Gender equality in childhood
However, significant gender differentials persist in some domains and in certain countries. For example, while gender parity in under-5 mortality is observed in most regions of the world, with parity being defined as the mortality rates that would be expected for each sex given girls’ biological advantage in survival, notable gaps persist in 5 countries — Algeria, Bangladesh, Egypt, India and Iran — where girls’ risk of dying before age 5 is significantly higher than expected for the level of mortality, suggesting entrenched gender-based discriminatory practices.
Gender equality in adolescence
Though girls and boys face similar challenges in early childhood, gender disparities become more pronounced in adolescence (10-19 years of age), a crucial period when boys’ and girls’ attitudes about gender develop and gender norms consolidate. In many places, the onset of puberty is a signal for constraining girls’ movement, schooling, friendships, sexuality and life exposure. Adolescent girls, due to expected gender roles, may also face a disproportionate burden of domestic work, expectations to be married, risks of early pregnancy, as well as sexual and gender-based violence. For instance:
- Worldwide, adolescent girls aged 10-14 are twice as likely to spend excessive hours (at least 21 per week) on household chores than boys of the same age.
- Globally, twenty-four per cent of adolescent girls aged 15-19 are not in education, employment or training (NEET) compared to thirteen per cent of boys of the same age.
- In 2021 three quarters of new HIV infections among adolescents aged 10-19 occurred among girls, worldwide.
- Globally, 4 in 10 adolescent girls aged 15-19 do not have their needs for family planning satisfied with modern methods.
- One in every 20 adolescent girls aged 15–19, around thirteen million, have experienced forced sex, one of the most violent forms of sexual abuse women and girls can suffer, in their lifetime.
- Around one in three girls aged 15-19 today have undergone female genital mutilation (FGM) in the 31 countries with nationally representative data
- Maternal health conditions – such as haemorrhage, sepsis or obstructed labour – were the second leading cause of death among girls aged 15-19.
- Self-harm is the third leading cause of death among adolescent girls aged 15-19, worldwide.
However, as boys transition into adolescence, they also face distinct risk factors due to gender socialization. Constructs of masculinity that encourage physical aggression, emotional stoicism, and sexual promiscuity heighten boys’ risk taking, jeopardizing their physical health and well-being. For example, globally, the homicide rate is 4 times higher among adolescent boys aged 10-19 than among girls of the same age. And adolescent boys aged 15-19 years are twice as likely as adolescent girls of the same age to consume alcohol, a risk factor for road injuries, non-communicable diseases and interpersonal violence.
Gender equality in adulthood
To survive and thrive, all children, irrespective of sex or age, require quality care and support from women as well as men, especially fathers. This care and support can be substantially improved by fostering gender equality in adulthood–an important goal in its own right – and by reducing the gender-related barriers that contribute negatively to the wellbeing and rights of children. These barriers range from women’s and girls’ unequal access to resources, information and technology to a lack of safety, mobility, and decision-making, as well as gender norms that circumscribe both women’s and men’s roles and opportunities. For example, in most countries with available time use data, women do more unpaid work, including domestic and care work, than men, limiting women’s ability to enter and progress in the labour market. [2]
To monitor the status of women and children and track progress toward the 2030 Agenda for Sustainable Development’s commitment to gender equality, [1] UNICEF produces, compiles, analyses and disseminates gender statistics across a wide range of sectors, including education, health, protection from violence and exploitation, and water, sanitation and hygiene (WASH).

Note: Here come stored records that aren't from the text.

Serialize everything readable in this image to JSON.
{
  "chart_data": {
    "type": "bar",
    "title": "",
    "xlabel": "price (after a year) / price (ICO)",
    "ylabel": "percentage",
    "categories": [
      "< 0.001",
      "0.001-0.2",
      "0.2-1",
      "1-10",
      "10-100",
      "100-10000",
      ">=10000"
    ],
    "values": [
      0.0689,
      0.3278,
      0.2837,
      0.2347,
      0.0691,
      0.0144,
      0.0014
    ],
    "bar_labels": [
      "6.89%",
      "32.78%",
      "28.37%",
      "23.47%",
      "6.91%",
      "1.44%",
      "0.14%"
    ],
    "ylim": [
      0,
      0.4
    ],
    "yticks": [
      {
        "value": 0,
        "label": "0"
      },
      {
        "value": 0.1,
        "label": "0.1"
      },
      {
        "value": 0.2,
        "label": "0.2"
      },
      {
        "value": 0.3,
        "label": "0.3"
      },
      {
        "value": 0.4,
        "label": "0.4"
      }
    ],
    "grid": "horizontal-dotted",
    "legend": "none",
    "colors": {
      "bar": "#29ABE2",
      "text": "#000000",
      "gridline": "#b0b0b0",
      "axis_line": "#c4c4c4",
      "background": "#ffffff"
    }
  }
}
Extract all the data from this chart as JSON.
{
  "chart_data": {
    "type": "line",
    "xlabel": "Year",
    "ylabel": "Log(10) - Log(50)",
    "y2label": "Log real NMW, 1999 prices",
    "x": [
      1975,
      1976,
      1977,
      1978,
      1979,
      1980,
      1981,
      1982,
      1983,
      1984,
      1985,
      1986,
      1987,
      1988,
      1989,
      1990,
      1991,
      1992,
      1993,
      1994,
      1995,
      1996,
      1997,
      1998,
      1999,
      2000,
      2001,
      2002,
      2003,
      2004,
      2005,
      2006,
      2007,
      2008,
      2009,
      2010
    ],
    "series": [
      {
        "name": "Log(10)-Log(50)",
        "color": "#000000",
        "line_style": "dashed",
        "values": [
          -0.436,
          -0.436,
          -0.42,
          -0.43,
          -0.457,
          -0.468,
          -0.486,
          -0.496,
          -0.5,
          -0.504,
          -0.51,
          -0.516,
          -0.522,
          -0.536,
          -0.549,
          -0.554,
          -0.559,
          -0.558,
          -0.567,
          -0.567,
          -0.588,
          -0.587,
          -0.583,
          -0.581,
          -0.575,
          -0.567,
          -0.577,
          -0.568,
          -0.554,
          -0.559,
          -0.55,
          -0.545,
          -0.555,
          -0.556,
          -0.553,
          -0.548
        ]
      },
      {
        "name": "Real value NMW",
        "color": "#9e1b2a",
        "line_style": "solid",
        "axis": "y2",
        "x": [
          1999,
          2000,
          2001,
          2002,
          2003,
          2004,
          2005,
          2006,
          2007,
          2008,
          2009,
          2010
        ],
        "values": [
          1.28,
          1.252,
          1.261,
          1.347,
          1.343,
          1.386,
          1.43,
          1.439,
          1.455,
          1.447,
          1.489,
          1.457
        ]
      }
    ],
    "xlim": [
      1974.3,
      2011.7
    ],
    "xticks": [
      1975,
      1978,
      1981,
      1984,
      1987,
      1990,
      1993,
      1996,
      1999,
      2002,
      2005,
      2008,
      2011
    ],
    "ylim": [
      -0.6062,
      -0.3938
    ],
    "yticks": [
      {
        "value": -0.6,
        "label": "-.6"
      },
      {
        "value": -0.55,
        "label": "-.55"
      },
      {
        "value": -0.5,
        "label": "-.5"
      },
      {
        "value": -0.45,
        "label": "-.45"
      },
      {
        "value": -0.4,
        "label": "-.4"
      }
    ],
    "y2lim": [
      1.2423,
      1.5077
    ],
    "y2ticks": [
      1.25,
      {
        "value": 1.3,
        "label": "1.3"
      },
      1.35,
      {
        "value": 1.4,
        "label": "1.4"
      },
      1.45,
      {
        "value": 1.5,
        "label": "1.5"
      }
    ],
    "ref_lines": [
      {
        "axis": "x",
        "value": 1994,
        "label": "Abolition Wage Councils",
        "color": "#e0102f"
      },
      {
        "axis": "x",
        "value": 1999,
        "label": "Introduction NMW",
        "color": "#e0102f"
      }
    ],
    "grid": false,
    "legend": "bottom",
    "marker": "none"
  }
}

It does this by:
- Ensuring that the data collection process does not introduce gender bias and yields high quality gender data. The Multiple Indicator Cluster Survey (MICS) is UNICEF’s main instrument to gather nationally-representative sex-disaggregated and gender relevant data for children, women and men. Access a list of sex-disaggregated and gender-specific indicators available in MICS.
- Maintaining global databases sourced from administrative records, vital registrations, population censuses and household surveys on a variety of sex-disaggregated and gender-specific indicators to build the evidence-base on gender equality and the rights and well-being of children.
- Cross-disaggregating gender- and child- related indicators by sex and key stratifiers, including wealth, location and age, to better understand which women and girls and boys are most marginalized.
- Developing innovative methodologies for filling gender data gaps, for example on the measurement of gender norms related to children’s engagement in unpaid work.
- Supporting the strengthening of administrative data system to produce gender statistics
- Improving the use of gender statistics through better dissemination and communication channels.